Uno de los principales obstáculos para el oficialismo es que varios de los senadores clave responden a gobernadores de origen peronista, poco dispuestos a enfrentarse abiertamente con la CGT. En ese grupo aparecen Gustavo Sáenz (Salta), Claudio Vidal (Santa Cruz) y Osvaldo Jaldo (Tucumán).

La Casa Rosada deposita expectativas en el acompañamiento de los mandatarios de Chubut, Ignacio Torres, y de Neuquén, Rolando Figueroa, que cuentan con una senadora cada uno.

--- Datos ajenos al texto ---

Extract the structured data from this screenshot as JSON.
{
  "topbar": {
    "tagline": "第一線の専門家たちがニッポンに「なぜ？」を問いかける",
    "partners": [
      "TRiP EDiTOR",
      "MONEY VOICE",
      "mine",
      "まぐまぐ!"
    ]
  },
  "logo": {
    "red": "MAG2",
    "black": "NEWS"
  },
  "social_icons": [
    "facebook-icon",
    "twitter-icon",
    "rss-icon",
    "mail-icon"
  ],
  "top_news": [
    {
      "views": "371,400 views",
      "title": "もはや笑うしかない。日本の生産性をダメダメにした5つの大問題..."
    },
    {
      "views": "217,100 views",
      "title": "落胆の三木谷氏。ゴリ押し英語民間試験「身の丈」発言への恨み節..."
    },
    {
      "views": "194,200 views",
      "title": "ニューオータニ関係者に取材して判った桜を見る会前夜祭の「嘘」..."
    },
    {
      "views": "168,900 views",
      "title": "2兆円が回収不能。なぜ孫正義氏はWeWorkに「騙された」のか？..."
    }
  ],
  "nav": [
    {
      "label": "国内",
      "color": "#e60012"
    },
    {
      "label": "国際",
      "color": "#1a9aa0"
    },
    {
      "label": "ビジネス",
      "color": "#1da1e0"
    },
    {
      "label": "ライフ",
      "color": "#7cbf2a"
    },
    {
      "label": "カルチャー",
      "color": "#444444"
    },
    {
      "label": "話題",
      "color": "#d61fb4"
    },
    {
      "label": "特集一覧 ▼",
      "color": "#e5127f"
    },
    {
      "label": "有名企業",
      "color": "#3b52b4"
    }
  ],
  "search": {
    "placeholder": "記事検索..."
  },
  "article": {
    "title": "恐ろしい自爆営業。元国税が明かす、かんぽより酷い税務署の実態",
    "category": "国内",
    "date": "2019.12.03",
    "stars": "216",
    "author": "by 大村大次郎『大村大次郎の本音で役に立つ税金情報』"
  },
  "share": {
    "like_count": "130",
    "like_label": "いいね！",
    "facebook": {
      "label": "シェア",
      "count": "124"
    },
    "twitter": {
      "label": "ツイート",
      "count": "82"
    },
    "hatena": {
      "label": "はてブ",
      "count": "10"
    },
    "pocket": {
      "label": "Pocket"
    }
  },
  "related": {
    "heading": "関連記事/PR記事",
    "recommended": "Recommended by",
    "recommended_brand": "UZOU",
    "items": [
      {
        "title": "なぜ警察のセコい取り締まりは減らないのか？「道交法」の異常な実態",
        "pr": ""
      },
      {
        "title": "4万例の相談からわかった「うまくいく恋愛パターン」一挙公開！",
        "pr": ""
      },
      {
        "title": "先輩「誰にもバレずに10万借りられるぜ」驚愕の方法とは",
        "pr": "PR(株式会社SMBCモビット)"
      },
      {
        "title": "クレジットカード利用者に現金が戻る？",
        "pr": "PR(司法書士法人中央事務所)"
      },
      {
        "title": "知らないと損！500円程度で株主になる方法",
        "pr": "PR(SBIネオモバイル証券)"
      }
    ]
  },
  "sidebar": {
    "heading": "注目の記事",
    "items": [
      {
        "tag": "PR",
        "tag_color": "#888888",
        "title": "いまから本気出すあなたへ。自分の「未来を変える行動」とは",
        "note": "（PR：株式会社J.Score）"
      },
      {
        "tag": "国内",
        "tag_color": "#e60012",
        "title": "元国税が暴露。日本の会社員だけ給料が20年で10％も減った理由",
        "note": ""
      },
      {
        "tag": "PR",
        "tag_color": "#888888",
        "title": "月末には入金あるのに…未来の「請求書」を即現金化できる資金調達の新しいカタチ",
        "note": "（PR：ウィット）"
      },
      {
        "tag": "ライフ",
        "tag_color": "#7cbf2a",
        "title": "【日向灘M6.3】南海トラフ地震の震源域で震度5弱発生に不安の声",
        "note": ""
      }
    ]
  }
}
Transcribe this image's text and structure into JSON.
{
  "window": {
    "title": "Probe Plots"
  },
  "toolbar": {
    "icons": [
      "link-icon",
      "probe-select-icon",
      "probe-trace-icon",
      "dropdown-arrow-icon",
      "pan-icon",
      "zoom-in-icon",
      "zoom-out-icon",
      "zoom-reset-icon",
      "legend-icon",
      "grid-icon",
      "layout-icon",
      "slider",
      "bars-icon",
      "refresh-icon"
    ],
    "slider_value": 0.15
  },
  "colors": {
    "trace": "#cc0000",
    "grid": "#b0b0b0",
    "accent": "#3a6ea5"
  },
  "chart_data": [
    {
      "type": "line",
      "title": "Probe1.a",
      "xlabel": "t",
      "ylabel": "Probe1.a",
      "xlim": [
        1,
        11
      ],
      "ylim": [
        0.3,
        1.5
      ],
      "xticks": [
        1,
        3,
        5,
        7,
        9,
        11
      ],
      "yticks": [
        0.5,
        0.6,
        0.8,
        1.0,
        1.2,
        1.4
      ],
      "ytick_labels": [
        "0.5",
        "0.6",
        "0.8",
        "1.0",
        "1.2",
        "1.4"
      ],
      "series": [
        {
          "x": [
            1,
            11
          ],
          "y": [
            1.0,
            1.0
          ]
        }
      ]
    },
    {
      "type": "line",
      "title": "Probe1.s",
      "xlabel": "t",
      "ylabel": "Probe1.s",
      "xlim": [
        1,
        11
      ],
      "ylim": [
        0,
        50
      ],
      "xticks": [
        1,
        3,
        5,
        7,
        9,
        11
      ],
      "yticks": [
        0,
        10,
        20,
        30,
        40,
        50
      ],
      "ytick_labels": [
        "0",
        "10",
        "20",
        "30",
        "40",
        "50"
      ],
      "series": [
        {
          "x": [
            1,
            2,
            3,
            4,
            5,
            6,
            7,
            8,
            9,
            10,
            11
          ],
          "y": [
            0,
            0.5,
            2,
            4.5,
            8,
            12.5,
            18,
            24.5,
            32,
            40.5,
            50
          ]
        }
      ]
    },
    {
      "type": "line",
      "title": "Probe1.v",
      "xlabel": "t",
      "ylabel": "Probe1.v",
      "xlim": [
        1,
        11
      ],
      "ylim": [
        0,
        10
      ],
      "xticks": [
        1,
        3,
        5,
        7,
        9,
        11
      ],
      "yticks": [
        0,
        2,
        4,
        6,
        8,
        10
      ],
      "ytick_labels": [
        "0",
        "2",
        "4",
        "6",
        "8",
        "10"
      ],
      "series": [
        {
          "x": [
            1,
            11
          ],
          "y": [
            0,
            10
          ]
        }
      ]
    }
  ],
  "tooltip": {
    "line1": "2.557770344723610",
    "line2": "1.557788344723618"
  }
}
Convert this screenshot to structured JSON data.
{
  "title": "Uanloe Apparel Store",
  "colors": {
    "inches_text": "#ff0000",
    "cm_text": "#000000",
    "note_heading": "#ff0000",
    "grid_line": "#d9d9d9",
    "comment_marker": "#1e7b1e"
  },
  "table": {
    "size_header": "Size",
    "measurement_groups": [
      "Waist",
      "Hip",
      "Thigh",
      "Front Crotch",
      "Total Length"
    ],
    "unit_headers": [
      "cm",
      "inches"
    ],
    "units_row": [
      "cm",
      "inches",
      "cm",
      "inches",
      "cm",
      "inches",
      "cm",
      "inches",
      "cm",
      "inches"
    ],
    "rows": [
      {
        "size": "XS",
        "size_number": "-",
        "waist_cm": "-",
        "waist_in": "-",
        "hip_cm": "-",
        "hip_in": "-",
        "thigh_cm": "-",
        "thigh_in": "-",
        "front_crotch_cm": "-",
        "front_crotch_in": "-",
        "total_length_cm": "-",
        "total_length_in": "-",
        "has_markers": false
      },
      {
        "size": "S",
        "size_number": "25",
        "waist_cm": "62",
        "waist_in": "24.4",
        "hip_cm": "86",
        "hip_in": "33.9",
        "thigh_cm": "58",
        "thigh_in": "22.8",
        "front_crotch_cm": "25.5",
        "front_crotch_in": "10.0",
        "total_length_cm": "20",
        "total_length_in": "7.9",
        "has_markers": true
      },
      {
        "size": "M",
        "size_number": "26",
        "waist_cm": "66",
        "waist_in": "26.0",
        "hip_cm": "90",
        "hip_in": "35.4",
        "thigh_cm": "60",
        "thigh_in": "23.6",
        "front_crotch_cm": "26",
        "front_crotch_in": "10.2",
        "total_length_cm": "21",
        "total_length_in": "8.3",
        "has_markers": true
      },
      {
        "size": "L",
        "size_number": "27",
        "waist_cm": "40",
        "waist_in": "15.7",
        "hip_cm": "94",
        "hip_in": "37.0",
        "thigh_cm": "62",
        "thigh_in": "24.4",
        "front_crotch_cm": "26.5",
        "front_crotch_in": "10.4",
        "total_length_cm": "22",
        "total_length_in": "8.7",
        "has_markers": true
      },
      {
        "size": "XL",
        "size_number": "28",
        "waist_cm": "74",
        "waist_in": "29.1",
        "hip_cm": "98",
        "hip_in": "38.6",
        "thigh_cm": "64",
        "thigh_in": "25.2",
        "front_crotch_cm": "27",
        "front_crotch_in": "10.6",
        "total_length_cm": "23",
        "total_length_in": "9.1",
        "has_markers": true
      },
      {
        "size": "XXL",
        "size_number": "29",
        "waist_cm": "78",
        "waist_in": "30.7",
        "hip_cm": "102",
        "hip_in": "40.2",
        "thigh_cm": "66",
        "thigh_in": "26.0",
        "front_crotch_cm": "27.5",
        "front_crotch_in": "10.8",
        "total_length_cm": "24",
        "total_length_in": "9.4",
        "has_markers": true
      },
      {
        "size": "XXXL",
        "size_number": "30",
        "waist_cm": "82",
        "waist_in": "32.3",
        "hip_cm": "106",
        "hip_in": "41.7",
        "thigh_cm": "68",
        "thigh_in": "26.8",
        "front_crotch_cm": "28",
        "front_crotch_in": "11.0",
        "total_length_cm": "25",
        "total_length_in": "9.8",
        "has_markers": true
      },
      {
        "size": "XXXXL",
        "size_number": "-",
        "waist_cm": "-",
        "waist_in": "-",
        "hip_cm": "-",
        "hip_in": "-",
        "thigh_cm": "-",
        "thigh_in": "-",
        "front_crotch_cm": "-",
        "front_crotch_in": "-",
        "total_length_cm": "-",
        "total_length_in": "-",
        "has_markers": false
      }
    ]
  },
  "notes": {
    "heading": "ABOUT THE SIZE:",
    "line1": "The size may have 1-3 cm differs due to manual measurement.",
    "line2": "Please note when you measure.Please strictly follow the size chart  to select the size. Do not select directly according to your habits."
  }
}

En cambio, ya dan por descartado el respaldo del santiagueño Gerardo Zamora y del catamarqueño Raúl Jalil, alineados con el bloque peronista.

Del otro lado, el peronismo, que reúne 28 senadores, busca sumar al menos siete voluntades para voltear la reforma. La estrategia es disputar los mismos votos provinciales que intenta captar el oficialismo.

Todo este escenario se da en un clima de creciente tensión social. Las comisiones sesionarán en medio de las protestas convocadas por la CGT y las CTA, que anunciaron una marcha para el jueves a las 15 en Plaza de Mayo en rechazo a una reforma que consideran regresiva.

Los puntos más polémicos de la reforma laboral

El proyecto no solo introduce cambios en convenios colectivos, indemnizaciones y vacaciones, sino que avanza de lleno sobre el financiamiento sindical. Uno de los artículos más cuestionados establece que las empresas solo podrán retener cuotas sindicales si existe una conformidad expresa del trabajador y un acuerdo entre las partes, además de una resolución de la Secretaría de Trabajo.

También se habilita a cualquiera de las partes a revocar ese acuerdo con 30 días de anticipación, lo que, según los gremios, busca debilitar estructuralmente a las organizaciones sindicales.

Otro punto conflictivo son las sanciones por bloqueos y tomas de empresas, consideradas “infracciones muy graves”, con posibles consecuencias administrativas, civiles y penales para las entidades sindicales.

En materia de asambleas, el proyecto exige autorización previa del empleador, tanto para el horario como para el lugar, y aclara que el trabajador no cobrará salario durante el tiempo que dure la reunión. Además, se limita a diez horas mensuales el crédito horario para delegados gremiales.

La iniciativa también impacta sobre las cámaras empresarias, al establecer que los aportes patronales previstos en convenios colectivos tendrán carácter estrictamente voluntario y no obligatorio para los empleadores que no estén asociados.

Estos puntos, sumados a la caída de la ultraactividad, los cambios en indemnizaciones y vacaciones, explican el fuerte rechazo sindical y el anuncio de un plan de lucha que excede la movilización del 18 de diciembre.

Mientras el Gobierno acelera negociaciones en el Senado, el conflicto promete escalar tanto dentro como fuera del Congreso, en una nueva pulseada entre el modelo laboral que impulsa Javier Milei y los sectores que advierten sobre un retroceso histórico en derechos de los trabajadores.